Écrits


La vérité en creux

article de Kathrin-Julie Zenker - l’autoréflexivité esthétique au sein du spectacle documentaire Jan Karski (mon nom est un fiction) - publié au PUR - Presse Universitaire de Rennes - 2017

Un art documentaire

· «La vérité en creux, l’autoréflexivité esthétique au sein du spectacle documentaire Jan Karski (mon nom est une fiction)», in A. Caillet et F. Pouillaude (dir.), Un art documentaire, enjeux esthétiques, politiques et éthiques, actes du colloque international de l’Université Paris 1 – Sorbonne juin 2015, Rennes, PUR, 2017.

Résumé:

Ce que nous appelons un dispositif dramaturgique correspond à une construction littéraire ou scénique constituée de différents éléments indépendants mais œuvrant de concert.

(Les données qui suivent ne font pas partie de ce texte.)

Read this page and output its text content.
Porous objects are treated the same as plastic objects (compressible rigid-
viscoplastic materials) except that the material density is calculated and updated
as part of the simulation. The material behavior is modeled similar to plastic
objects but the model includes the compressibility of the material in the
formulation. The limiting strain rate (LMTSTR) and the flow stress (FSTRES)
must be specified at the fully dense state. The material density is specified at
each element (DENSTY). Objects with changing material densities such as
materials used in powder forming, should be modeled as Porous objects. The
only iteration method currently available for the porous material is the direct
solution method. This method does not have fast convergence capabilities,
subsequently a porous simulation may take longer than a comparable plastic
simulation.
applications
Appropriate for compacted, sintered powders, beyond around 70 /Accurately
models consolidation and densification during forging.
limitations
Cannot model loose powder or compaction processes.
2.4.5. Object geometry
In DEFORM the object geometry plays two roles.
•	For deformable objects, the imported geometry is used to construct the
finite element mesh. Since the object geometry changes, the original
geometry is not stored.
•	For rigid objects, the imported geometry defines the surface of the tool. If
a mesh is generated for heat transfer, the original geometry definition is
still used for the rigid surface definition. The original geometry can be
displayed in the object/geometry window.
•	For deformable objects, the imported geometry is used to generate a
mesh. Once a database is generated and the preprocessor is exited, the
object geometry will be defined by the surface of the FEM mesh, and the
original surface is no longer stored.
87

Un dispositif documentaire propose à travers plusieurs approches fragmentaires du réel, une vue complexe, voire dialectique, sur les évènements difficiles à saisir et dont la cohérence est inexistante ou a été perdue depuis longtemps. Selon tous ces critères, le roman Jan Karski (2009) de l’auteur français Yannick Haenel, ainsi que son adaptation scénique Jan Karski (mon nom est une fiction) par le metteur en scène Arthur Nauzyciel en 2011 peuvent être considérés comme dispositifs artistiques documentaires. Sous-titré «roman», le livre de Haenel se présente comme une exploration de différentes variations formelles autour d’un même sujet, il teste en quelque sorte l’ingéniosité de l’art dans la saisie du réel. À travers une fictionnalisation progressive du matériau documentaire, dans laquelle la «story» vient compléter l’«history » (P. Ricœur), le récit de l’auteur construit un jeu de perspectives autour d’une éventuelle vérité historique; ce qu’il avance garde la légèreté d’une hypothèse.

La notion d’autoréflexivité renvoie ici à ce que le philosophe allemand Théodore W. Adorno désigne au sein de La Dialectique négative (1966), comme un travail sur les éléments «non-identiques» du réel. Sans succomber à la sacralisation des évènements dans une idée d’irreprésentabilité, Adorno pense le problème de l’art de façon dialectique: l’art se doit d’exprimer à travers sa forme le problème même de l’irreprésentabilité, l’impossibilité d’une approche unifiant des phénomènes du réel. Ainsi, si la visée du philosophe ne correspond nullement à la création d’œuvres dénuées d’images et/ou de figuration, elle défend celles qui, semblable à Jan Karski (mon nom est une fiction), réfléchissent à travers leur esthétique à des sens possibles. Au sein des œuvres autoréflexives, la vérité est une affaire d’interstices, elle subsiste comme un résidu, un sédiment dégagé par le travail esthétique. De telle manière, l’art ne peut pas «dire» la vérité, il la fait provisoirement «apparaître», comme le formule Adorno. L’art autoréflexif crée un potentiel de vérité, une vérité en creux, extraite à travers les différentes formalisations esthétiques du réel.